Still Overwhelmed for CH Blyss Tresor’s Great Success!

For one borzoi, from a small hobby kennel who has been away for four years to be so lauded on Facebook  for winning his championship title with so many congratulations and well wishes,  I am stunned and besides myself with joy.  Who ever said that Facebook “Friends” were not really “friends”.  I can prove otherwise.

Today, we are passing a happy day at home, reading even more congratulatory notes on Facebook, answering email messages, and just being happy.

If saying “Thank you” was enough, I would say it.  It’s not enough, but it is all I can say.  Today, I will break my rule about not mentioning my friends, breeders’ and mentors’ names, because they are so obvious and deserve mention.

For those who replied to Jennifer Zucker’s  (Raynbo Borzoi, Reg.) post on Facebook yesterday, I am absolutely overwhelmed by your enthusiasm for Tresor.    However, none of this would have been possible without the generosity of spirit and years of mentoring by Karen Staudt-Cartabona,  (Majenkir Borzoi, Reg.).  It began in 2003.   Bob and I had bought our first borzoi, “Casanova”, Lara’s River of Dreams.   Shortly thereafter, Karen invited us to visit her home and kennel, “Majenkir” .  She said she had a borzoi selected for us.  (See:   http://www.blysskennels.us/our-dogs/mikhailya/index.html).

To our delight, Karen actually sold us a bitch she called “Mikhailya”.   Her excellence and quality was beyond standard measurement and she quickly became a Champion.  She was the jewel of our hearts and home.  There is nothing more to be said to describe her.  It was this bitch, “Mikhailya”, who was the dam of “Tresor”.

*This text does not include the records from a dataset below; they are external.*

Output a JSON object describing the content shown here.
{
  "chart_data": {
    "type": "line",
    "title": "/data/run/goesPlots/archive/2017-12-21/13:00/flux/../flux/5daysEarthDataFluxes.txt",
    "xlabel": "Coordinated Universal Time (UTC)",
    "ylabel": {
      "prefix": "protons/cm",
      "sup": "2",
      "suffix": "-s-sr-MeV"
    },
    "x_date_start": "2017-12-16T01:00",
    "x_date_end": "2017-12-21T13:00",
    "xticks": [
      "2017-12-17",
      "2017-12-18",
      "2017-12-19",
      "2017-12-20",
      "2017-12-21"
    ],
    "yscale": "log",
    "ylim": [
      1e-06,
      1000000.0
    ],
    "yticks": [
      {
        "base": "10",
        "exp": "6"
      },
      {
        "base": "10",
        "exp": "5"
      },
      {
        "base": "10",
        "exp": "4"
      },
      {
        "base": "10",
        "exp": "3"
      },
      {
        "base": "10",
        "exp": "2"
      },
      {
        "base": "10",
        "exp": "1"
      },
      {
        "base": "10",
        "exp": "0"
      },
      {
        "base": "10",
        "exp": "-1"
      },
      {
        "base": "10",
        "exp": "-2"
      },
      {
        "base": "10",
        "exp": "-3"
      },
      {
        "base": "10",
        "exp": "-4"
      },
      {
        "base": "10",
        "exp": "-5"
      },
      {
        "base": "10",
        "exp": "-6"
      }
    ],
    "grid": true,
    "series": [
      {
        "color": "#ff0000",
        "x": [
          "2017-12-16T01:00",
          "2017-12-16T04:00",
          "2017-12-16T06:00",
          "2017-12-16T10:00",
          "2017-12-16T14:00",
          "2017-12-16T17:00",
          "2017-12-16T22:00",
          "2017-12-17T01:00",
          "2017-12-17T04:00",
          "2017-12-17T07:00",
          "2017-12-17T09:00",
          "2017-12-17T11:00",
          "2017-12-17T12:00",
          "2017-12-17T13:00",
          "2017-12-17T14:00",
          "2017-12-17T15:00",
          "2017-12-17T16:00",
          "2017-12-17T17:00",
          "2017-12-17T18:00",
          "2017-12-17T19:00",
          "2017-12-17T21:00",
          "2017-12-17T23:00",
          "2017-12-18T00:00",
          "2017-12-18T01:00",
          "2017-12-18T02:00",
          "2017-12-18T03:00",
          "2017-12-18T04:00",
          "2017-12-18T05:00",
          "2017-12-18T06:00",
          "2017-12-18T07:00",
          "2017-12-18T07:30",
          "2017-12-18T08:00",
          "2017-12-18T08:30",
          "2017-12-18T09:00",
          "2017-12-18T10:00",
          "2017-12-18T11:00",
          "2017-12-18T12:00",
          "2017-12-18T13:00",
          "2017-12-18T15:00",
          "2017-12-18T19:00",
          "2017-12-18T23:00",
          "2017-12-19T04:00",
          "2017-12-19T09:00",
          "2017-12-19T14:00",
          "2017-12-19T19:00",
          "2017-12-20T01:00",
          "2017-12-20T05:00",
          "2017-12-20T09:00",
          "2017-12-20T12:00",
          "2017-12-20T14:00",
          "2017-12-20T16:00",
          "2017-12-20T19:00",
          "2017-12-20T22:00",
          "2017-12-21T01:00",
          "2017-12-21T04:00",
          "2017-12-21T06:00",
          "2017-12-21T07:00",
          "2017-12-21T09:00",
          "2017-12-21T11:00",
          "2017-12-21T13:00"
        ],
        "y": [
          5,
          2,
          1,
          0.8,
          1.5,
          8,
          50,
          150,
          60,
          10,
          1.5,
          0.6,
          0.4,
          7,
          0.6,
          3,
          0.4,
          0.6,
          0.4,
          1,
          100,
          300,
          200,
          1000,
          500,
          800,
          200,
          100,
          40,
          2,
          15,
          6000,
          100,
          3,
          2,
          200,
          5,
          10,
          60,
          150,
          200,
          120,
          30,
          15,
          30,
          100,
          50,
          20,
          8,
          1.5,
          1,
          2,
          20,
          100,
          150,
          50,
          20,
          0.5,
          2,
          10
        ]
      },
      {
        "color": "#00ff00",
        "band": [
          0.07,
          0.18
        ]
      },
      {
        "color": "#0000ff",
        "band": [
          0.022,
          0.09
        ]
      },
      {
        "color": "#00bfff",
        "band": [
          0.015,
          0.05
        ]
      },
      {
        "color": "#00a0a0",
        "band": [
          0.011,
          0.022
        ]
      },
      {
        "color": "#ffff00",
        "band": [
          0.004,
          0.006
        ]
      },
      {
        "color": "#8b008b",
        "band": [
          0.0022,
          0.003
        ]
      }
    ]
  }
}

I want to acknowledge again, as I have done so many times, the debt I owe to Karen for her many gifts of wisdom over the years.  Without her, I would not be as learned  about this breed as I am.  All of us around her, whether they want to admit it or not, owe her a great debt, not only in wisdom but in good, sound blood lines in their kennels.  That will endure long after she is gone, which I hope is not for a very long, long time.  So, if “Tresor” won his Champion Dog Title yesterday, I say Thank You to Karen for having faith in two very naïve dog owners in 2003 who had recently purchased only one borzoi.  She thought we had what it took to care for her young bitch, “Mikhailya”.